How many transgender people serve in the U.S. military?
President Donald Trump on Wednesday morning banned transgender people from serving in the military, citing “the tremendous medical costs and disruption that transgender in the military would entail.”
While Trump spoke in the hypothetical — tweeting about what “would” happen if trans people were included in the military — he failed to acknowledge the trans men and women who already serve.
How many transgender people serve in the U.S. military?
In June 2016, then-Defense Secretary Ash Carter announced a lift on the long-time ban on trans people in the military. While there is no exact data on the number of trans people currently serving in the armed forces, trans people made up between between 1,320 and 6,630 out of a total 1.3 million servicemen and servicewomen in the active military as of 2016.
“Our mission is to defend this country, and we don’t want barriers unrelated to a person’s qualification to serve preventing us from recruiting or retaining the soldier, sailor, airman or Marine who can best accomplish the mission,” Carter said at the time. “We have to have access to 100% of America’s population for our all-volunteer force to be able to recruit from among them the most highly qualified — and to retain them.”
In October 2016, the Pentagon doubled down on its commitment to trans troops by putting into effect a policy that would pay for gender-affirming treatment and surgery for trans servicemen and servicewomen.
Trump mentioned these “medical costs” in his Wednesday tweets; however, experts have said in the past that these costs are almost negligible considering how few trans troops actually seek out gender-affirming treatments.
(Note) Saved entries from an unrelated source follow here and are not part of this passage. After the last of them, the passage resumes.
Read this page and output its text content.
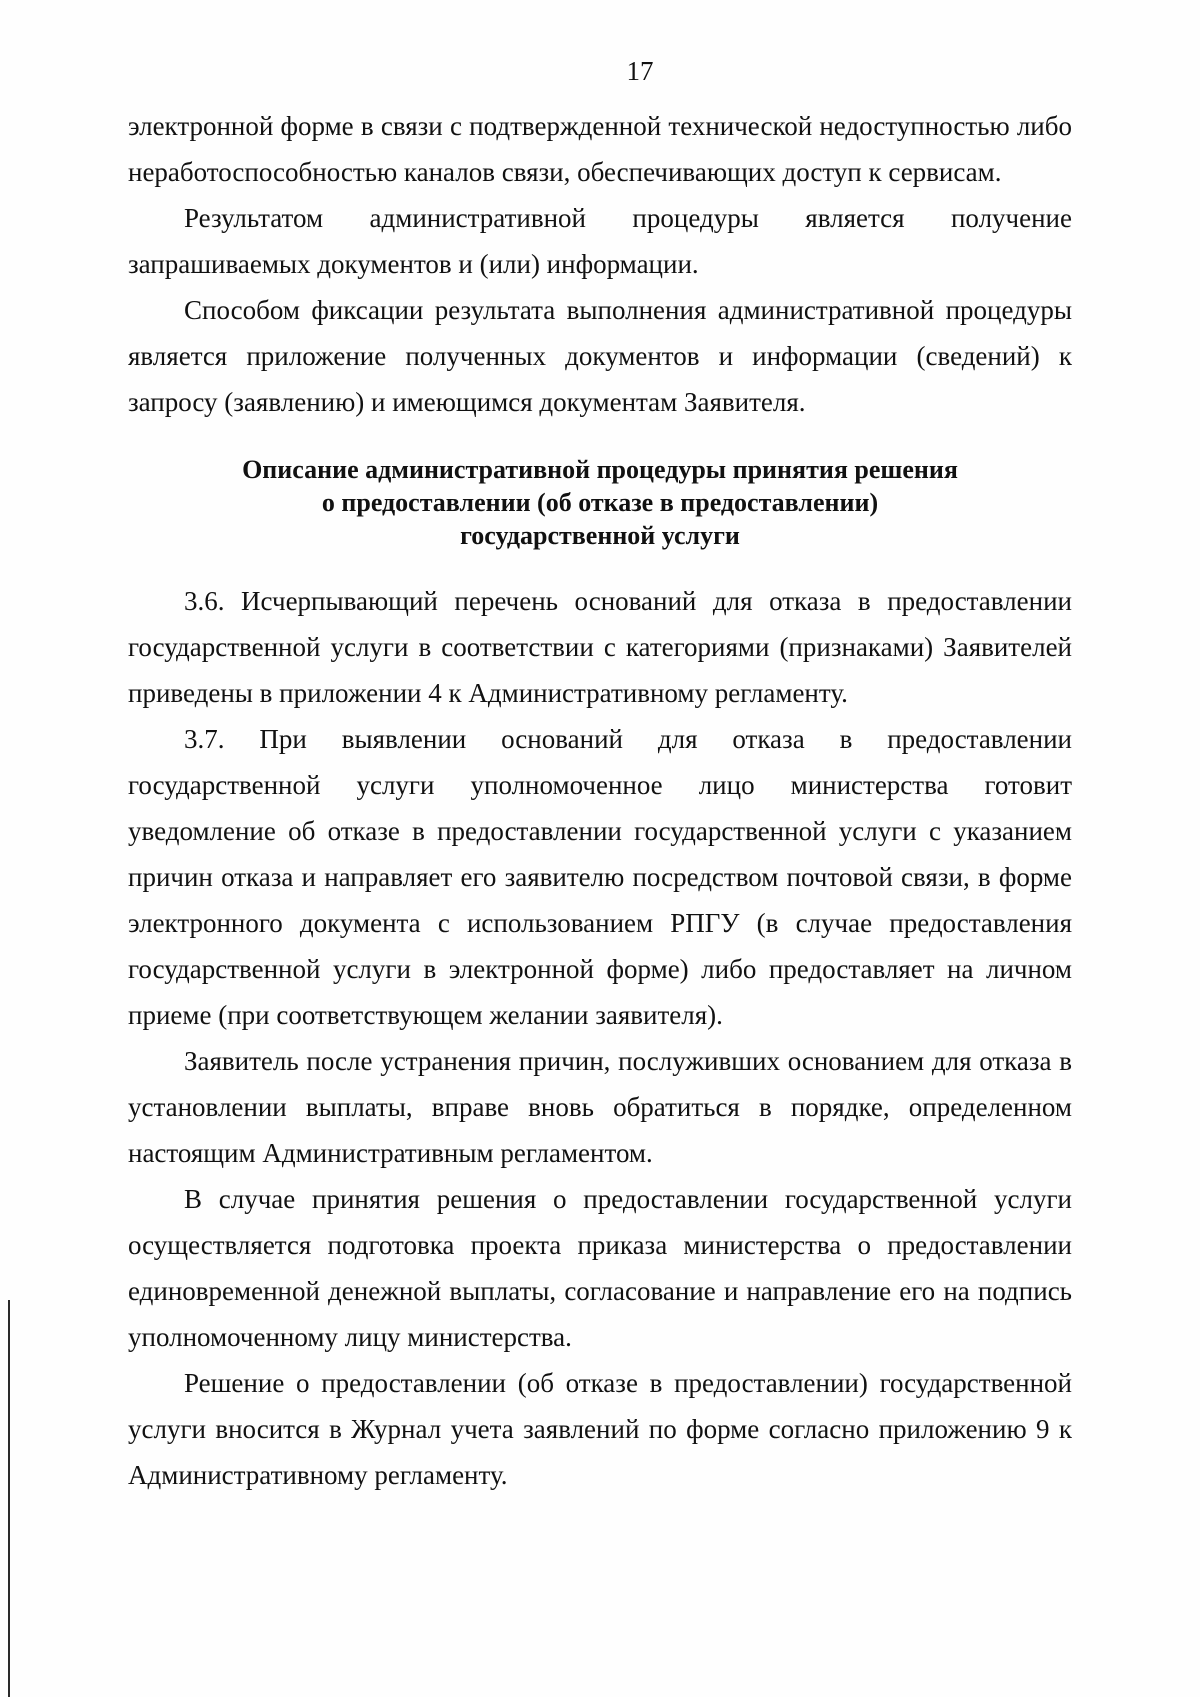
17

электронной форме в связи с подтвержденной технической недоступностью либо неработоспособностью каналов связи, обеспечивающих доступ к сервисам.

Результатом административной процедуры является получение запрашиваемых документов и (или) информации.

Способом фиксации результата выполнения административной процедуры является приложение полученных документов и информации (сведений) к запросу (заявлению) и имеющимся документам Заявителя.

Описание административной процедуры принятия решения
о предоставлении (об отказе в предоставлении)
государственной услуги

3.6. Исчерпывающий перечень оснований для отказа в предоставлении государственной услуги в соответствии с категориями (признаками) Заявителей приведены в приложении 4 к Административному регламенту.

3.7. При выявлении оснований для отказа в предоставлении государственной услуги уполномоченное лицо министерства готовит уведомление об отказе в предоставлении государственной услуги с указанием причин отказа и направляет его заявителю посредством почтовой связи, в форме электронного документа с использованием РПГУ (в случае предоставления государственной услуги в электронной форме) либо предоставляет на личном приеме (при соответствующем желании заявителя).

Заявитель после устранения причин, послуживших основанием для отказа в установлении выплаты, вправе вновь обратиться в порядке, определенном настоящим Административным регламентом.

В случае принятия решения о предоставлении государственной услуги осуществляется подготовка проекта приказа министерства о предоставлении единовременной денежной выплаты, согласование и направление его на подпись уполномоченному лицу министерства.

Решение о предоставлении (об отказе в предоставлении) государственной услуги вносится в Журнал учета заявлений по форме согласно приложению 9 к Административному регламенту.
“Only a small portion of service members would likely seek gender transition-related medical treatments that would affect their deployability or health care costs,” Agnes Gereben Schaefer, a senior political scientist at RAND, a California think tank, told the LA Times in June 2016.
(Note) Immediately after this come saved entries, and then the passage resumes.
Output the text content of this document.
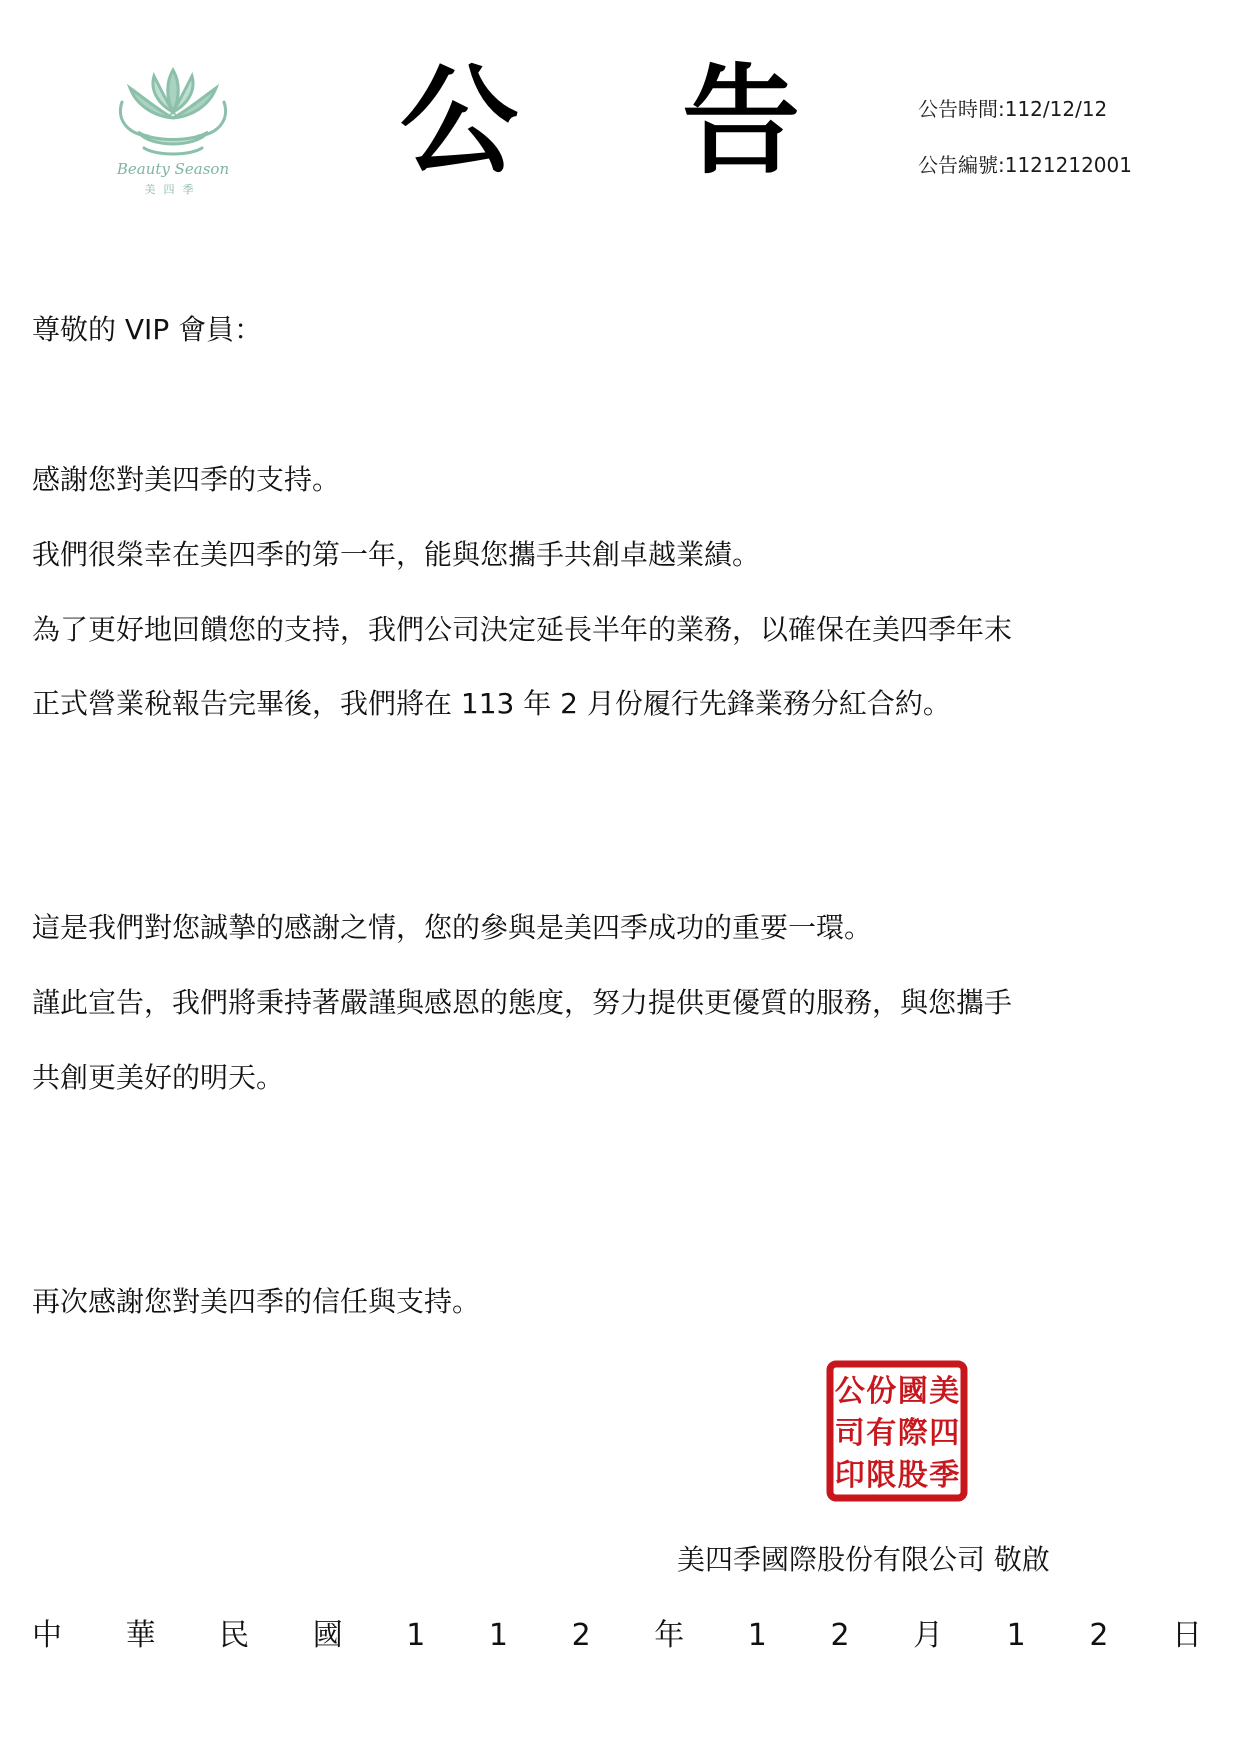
Beauty Season
美四季	公 告	公告時間:112/12/12
公告編號:1121212001
尊敬的 VIP 會員：
感謝您對美四季的支持。
我們很榮幸在美四季的第一年，能與您攜手共創卓越業績。
為了更好地回饋您的支持，我們公司決定延長半年的業務，以確保在美四季年末
正式營業稅報告完畢後，我們將在 113 年 2 月份履行先鋒業務分紅合約。
這是我們對您誠摯的感謝之情，您的參與是美四季成功的重要一環。
謹此宣告，我們將秉持著嚴謹與感恩的態度，努力提供更優質的服務，與您攜手
共創更美好的明天。
再次感謝您對美四季的信任與支持。
美
四
季
國
際
股
份
有
限
公
司
印
美四季國際股份有限公司 敬啟
中 華 民 國 1 1 2 年 1 2 月 1 2 日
While Trump said trans people in the military are a “disruption,” Carter’s announcement in 2016 told a different story.
“They’ve deployed all over the world, serving on aircraft, submarines, forward operating bases and right here in the Pentagon,” he said at the time of the repeal. “One service member I had met with described how some people had urged him to leave the military, because of the challenges he was facing with our policies, and he said he just wouldn’t quit. He was too committed to the mission, and this is where he wanted to be.”